Part 17 — When Apple Charged Me €99 to Confirm I Was Still Alive

There comes a point in every hobby project when the technical challenges stop being the biggest obstacle and bureaucracy takes over. For Needlefin, a tvOS application I’ve been building alongside Needle Music, that moment arrived this week.

The app is working. The backend is working. The website is online. The privacy policy exists. The support page exists. Movie playback works. TV show playback works. The HomePods mostly behave themselves. In other words, after weeks of chasing bugs, fighting transcoders, and convincing Apple's audio stack to cooperate, I somehow managed to solve all the difficult problems.

What remains is giving Apple one hundred euros.

Every year.

Google, to their credit, asks for a one-time registration fee. You pay it, prove that you're a real person, and get on with your life. Apple's approach feels slightly different. The first year, they ask you to verify your identity. The second year, they appear to ask whether you are still the same person. By the third year, I'm convinced there's a process somewhere inside Apple Park dedicated entirely to making sure developers continue to exist.

To be fair, the annual fee pays for real things. App Store distribution, code signing, TestFlight, developer tools, app reviews, and all the infrastructure that makes the ecosystem work. They're not wrong. The problem is that by the time you get to this stage, you've already paid for everything else.

I've bought the MacBook. I've bought the Apple TV. I've bought the HomePods. I've paid for the domain names. I've paid for the servers. I've paid for the electricity. I've certainly paid for enough coffee to keep the entire project moving forward. The developer subscription somehow feels like the final boss battle at the end of a very long quest.

The irony is that I've spent considerably more time fighting HomePods than the annual fee is worth.

One evening this week, my Apple TV decided to start playing a Duffy music video entirely on its own. The television woke up, playback resumed from exactly the same position where it had previously stopped, and the volume appeared to have developed ambitions of its own. For a brief moment I became convinced that somebody had somehow broken into my network and was amusing themselves at my expense.

This theory held together remarkably well until I realised the mysterious attacker had chosen to spend their evening listening to music from my ancient iTunes library.

Not exactly the behaviour profile of a sophisticated cybercriminal.

The investigation that followed led me down an unexpected rabbit hole. While trying to determine why Duffy had suddenly returned from the dead, I started digging through purchases I hadn't looked at in years. That's how I rediscovered an old Ministry of Sound compilation called I Love the 90s. Most of the original tracks have since disappeared thanks to the usual licensing chaos, but the three continuous DJ mixes somehow survived. Seventy-minute journeys through 90s dance music, still sitting there after all these years.

It was one of those moments that reminded me why the entire Needle ecosystem exists in the first place.

Not because streaming services are bad. Not because cloud services are evil. Simply because ownership feels different when the files are actually yours. Vinyl rips don't disappear because somebody renegotiated a licensing agreement. Movie files don't suddenly become unavailable in your region. Metadata doesn't change unless you decide to change it.

As I sat there listening to a compilation I had completely forgotten I owned, I realised that Needlefin had quietly crossed an important milestone. A few weeks ago it was little more than an experiment. A native tvOS app I wanted to build because I couldn't quite find the experience I was looking for elsewhere.
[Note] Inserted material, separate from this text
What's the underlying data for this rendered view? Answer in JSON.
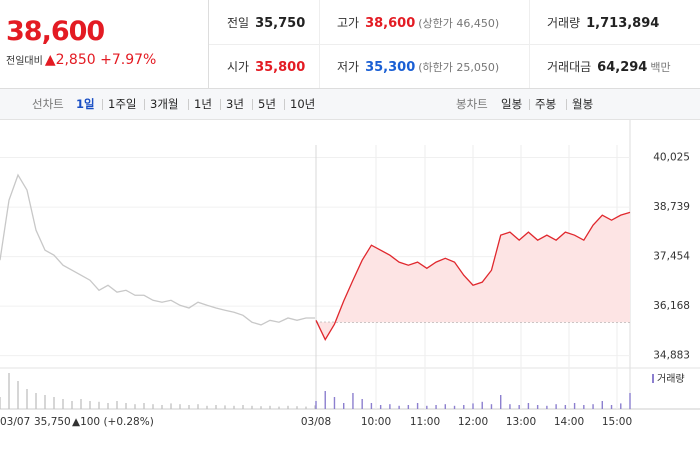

Today there's a website, a backend, offline caching, Continue Watching support, collections, cast information, TV show autoplay, and enough code to convince me that the project has escaped containment.

The app already exists. The hard part is done.

The only remaining question is whether Apple deserves one hundred euros a year for letting other people install it.

Judging by the amount of time I've spent building it, the answer is probably yes.

I'm still going to complain about it, though.